Una volta preso per buono questo, ci si può sorprendere ancora e ancora. Si può inquadrare Earn come la persona tutto sommato insoddisfatta, incapace, che una volta che ha raggiunto l'apice non riesce a trarne il meglio. Eppure quella stessa persona ha delle qualità che la rendono la migliore in altri momenti. Oppure Darius, con il quale abbiamo condiviso un'importante momento di tensione in Teddy Perkins, qualcosa che ci ha fatto empatizzare moltissimo con il personaggio, ma che, una volta tolto da quel contesto, ridiventa un personaggio sfuggente e antipatico. Idem per Paper Boi, del quale tanto abbiamo detto nelle scorse settimane.

North of the Border è la storia di Earn, che viene scaricato da Al dopo una serata in cui, almeno a suo giudizio, aveva fatto del suo meglio per proteggere il gruppo. Ora, sullo stile di Atlanta – ormai siamo alla fine della stagione – non c'è più molto da dire. Sulla storia dei suoi protagonisti, potremmo aggiungere che si tratta di persone che hanno raggiunto un certo livello di notorietà, di importanza, insomma uno status che li eleva a prescindere. E che, nel migliore dei mondi possibili, dovrebbe accompagnarsi ad un'adeguata maturità e professionalità. Ma sappiamo bene che questo non è il mondo in cui viviamo. Al si atteggia a persona che non vuole piegarsi alle meccaniche dello show business – e ci crede davvero! – ma questo non basta a renderlo una persona abbastanza lungimirante da impedire ad un idiota come Tracy di fargli da bodyguard.

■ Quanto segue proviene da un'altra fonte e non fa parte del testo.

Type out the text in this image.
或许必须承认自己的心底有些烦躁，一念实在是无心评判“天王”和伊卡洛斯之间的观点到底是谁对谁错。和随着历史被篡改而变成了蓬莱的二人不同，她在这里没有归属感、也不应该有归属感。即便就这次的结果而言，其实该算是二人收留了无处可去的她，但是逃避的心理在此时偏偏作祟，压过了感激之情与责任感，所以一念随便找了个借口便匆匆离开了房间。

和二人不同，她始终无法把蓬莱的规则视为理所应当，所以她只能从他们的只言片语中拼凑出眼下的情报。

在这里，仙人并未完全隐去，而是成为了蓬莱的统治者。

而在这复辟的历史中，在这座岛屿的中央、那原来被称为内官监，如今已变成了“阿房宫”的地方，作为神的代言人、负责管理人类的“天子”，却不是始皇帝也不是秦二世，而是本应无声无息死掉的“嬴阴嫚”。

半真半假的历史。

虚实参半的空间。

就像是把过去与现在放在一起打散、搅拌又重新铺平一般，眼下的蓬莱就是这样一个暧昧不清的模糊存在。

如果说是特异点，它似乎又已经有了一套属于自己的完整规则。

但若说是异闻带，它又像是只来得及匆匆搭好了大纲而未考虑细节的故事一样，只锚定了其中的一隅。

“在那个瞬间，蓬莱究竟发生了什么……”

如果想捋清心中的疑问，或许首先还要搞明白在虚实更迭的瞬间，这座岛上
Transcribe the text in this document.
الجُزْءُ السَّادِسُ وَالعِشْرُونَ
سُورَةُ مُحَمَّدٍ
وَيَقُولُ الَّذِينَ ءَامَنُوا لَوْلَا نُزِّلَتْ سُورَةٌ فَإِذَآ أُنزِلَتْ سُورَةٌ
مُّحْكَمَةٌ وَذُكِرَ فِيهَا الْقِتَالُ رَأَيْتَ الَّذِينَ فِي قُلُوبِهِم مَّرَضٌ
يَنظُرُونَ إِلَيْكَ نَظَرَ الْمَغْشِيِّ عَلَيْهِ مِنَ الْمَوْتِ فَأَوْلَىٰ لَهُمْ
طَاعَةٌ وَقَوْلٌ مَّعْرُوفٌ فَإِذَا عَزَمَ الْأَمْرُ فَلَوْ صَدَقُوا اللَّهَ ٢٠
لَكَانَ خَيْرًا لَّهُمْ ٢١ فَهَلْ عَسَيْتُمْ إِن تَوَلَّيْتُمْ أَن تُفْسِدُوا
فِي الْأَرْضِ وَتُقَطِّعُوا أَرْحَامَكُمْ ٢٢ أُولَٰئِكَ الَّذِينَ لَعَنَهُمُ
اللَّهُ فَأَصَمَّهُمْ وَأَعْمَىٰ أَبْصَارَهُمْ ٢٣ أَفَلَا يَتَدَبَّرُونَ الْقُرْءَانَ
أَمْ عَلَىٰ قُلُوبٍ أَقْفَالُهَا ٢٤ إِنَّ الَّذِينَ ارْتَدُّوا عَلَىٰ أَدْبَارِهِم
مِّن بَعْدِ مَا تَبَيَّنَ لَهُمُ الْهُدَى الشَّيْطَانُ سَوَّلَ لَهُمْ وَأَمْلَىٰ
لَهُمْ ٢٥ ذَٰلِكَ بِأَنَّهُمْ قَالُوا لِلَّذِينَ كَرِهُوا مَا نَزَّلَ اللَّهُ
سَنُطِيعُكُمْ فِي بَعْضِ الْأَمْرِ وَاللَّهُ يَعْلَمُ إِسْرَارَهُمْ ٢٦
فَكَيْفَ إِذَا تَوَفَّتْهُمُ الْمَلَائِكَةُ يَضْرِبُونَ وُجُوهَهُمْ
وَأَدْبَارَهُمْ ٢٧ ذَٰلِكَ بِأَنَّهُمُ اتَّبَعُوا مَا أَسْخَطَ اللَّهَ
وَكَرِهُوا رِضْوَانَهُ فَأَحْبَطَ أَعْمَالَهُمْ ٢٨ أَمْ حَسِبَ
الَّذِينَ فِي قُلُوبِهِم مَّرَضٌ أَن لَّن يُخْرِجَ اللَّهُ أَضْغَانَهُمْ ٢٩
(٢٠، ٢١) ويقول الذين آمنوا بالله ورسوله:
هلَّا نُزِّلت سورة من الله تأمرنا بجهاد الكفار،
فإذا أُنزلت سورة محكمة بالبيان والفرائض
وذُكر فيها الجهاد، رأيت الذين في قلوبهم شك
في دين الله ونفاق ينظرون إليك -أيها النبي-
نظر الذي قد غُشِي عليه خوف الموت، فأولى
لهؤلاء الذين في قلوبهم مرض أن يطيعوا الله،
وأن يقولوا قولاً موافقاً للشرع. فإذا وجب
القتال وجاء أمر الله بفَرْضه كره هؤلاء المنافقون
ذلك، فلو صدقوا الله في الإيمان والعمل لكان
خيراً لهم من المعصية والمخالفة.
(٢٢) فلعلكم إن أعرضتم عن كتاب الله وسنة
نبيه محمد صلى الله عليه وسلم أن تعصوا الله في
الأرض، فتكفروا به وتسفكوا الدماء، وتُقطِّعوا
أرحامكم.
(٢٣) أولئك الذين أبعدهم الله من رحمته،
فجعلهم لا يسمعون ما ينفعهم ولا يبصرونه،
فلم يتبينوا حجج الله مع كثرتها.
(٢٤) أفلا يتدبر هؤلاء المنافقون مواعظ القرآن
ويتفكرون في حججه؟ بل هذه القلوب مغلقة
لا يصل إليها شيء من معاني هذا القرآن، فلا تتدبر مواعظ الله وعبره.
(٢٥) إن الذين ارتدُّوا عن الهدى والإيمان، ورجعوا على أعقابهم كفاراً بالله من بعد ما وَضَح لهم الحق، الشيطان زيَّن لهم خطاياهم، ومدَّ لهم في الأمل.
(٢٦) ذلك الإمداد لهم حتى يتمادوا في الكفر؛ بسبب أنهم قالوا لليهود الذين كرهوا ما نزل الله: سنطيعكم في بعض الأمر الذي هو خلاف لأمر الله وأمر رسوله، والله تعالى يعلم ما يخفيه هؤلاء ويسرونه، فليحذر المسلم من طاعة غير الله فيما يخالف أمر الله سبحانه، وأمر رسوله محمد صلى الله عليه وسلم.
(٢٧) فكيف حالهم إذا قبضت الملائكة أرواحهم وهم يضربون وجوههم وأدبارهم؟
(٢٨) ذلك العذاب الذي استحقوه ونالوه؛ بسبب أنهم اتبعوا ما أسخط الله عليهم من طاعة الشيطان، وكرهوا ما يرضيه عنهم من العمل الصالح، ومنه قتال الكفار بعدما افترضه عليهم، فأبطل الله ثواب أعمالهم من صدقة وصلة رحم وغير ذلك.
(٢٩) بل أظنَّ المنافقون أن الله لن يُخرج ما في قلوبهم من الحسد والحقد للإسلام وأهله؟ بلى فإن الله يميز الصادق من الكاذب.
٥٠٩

E lo stesso, purtroppo per lui, capita a Earn. Che potrà avere tutta la buona volontà del mondo, ma in mancanza di capacità, contatti, spina dorsale e credibilità, vale esattamente come chiunque altro, se non meno. E la vita, qui rappresentata da Al, premia i risultati, non la buona volontà (anche su questa ci sarebbe da ridire, dati i moltissimi errori di Earn). La puntata, a prescindere da quel che accade alla festa, in questa lunga notte tragicomica – l'ultima di una serie di notti tragicomiche – riesce a narrarci tutto questo viaggiando tra il dramma umano e le miserie umane di personaggi ridicoli e incapaci. Donald Glover citava scherzosamente tra le ispirazioni i Tiny Toons, ma qui siamo più dalle parti dell'uomo del sottosuolo di Dostoevskij.

La seconda stagione di Atlanta va in onda dallo scorso 1 marzo su FX e prossimamente in Italia in esclusiva su Fox.